Short positioning has eased slightly from last week's peak but remains meaningful. Short interest sits at 7.8% of free float — down about 1.5% on the week but still nearly 30% higher than a month ago, consistent with the rebuilding trend flagged in the prior note. The borrow market remains entirely untroubled. Availability is loose at 1,572%, meaning the lending pool dwarfs the current short position by a wide margin. Cost to borrow is 0.42% — low and stable, down roughly 10% on the week. Shorts are present and their conviction hasn't cracked, but there is no mechanical pressure to cover. The put/call ratio at 8.7 looks alarming at first glance but has been running in this elevated range since late June; the 20-day mean is 7.8 and the z-score is only 0.4, so the current reading reflects the structural character of GKOS options activity rather than a fresh defensive surge. Overall, positioning is watchful but not extreme in either direction.

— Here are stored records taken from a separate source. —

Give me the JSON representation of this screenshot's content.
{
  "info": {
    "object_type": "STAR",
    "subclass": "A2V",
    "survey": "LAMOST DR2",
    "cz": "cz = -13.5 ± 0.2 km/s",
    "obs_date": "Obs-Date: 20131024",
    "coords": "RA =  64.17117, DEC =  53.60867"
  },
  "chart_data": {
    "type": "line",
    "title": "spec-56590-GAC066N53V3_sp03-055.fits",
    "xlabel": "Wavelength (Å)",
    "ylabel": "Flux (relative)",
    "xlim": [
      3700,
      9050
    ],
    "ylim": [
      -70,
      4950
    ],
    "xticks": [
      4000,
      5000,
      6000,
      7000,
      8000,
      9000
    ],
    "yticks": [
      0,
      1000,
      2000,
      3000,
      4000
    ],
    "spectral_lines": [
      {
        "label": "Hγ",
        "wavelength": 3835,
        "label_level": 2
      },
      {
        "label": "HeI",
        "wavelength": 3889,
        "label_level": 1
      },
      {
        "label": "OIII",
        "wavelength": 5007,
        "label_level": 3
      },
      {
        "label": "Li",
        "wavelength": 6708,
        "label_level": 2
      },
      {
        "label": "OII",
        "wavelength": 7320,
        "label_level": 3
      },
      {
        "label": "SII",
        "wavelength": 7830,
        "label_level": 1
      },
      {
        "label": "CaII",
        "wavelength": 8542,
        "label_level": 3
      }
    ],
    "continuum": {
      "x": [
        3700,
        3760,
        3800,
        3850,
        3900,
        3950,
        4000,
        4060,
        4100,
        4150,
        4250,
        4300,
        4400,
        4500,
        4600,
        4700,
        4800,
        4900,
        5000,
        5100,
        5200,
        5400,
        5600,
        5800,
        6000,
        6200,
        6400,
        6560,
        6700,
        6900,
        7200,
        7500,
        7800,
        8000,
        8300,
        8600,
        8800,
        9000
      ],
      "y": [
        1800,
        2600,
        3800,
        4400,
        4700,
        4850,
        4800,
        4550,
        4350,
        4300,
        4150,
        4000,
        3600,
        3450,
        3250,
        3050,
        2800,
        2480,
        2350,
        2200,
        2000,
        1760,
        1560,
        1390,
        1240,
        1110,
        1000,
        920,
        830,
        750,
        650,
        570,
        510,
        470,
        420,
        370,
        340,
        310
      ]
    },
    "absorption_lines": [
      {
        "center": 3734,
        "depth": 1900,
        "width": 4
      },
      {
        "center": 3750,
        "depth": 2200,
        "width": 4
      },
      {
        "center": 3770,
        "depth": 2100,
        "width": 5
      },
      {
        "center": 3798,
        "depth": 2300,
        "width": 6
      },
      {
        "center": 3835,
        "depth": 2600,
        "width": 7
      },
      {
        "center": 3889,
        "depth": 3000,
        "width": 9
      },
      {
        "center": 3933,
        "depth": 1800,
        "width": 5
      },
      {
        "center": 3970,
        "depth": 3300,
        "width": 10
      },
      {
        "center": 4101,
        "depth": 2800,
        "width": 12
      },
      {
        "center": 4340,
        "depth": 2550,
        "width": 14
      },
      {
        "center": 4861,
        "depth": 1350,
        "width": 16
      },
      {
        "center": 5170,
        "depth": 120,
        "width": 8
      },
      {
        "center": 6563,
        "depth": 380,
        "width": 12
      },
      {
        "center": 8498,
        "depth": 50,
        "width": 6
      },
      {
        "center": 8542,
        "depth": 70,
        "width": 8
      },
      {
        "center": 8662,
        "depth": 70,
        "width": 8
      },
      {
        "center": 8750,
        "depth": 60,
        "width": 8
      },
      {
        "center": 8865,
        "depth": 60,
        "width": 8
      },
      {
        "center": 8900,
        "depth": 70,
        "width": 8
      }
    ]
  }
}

The insider register is worth noting. All recent trades in the data are sells — CEO Thomas Burns, President/COO Joseph Gilliam, and CFO Alex Thurman each sold shares across April, May, and June, with the COO transacting for over $2.8 million on May 1. Net insider activity over the past 90 days reflects nearly $9.7 million of net selling across roughly 74,000 shares. These are small percentages of total ownership, and some will be plan-driven, but the consistent direction across C-suite names is a data point worth keeping alongside the bullish analyst chorus.
Prior earnings reactions have been asymmetric. The most recent Q1 print on April 29 delivered a 20% single-day gain, with the stock holding most of it into the following week. The May event was a 6% one-day decline with a recovery to +11% over five days. Two sharp moves in opposite directions heading into July 29 is the pattern to carry into the next print — rather than a gentle drift, GKOS tends to gap materially on results, and the LCD resolution timeline will likely determine which direction that gap runs.
What to watch into July 29: any update on CMS's final LCD ruling on iDose TR is the single most consequential event between now and earnings — a favorable revision removes the primary bear case, while confirmation of the draft policy would test whether the Street's Buy chorus can survive a meaningful cut to volume assumptions.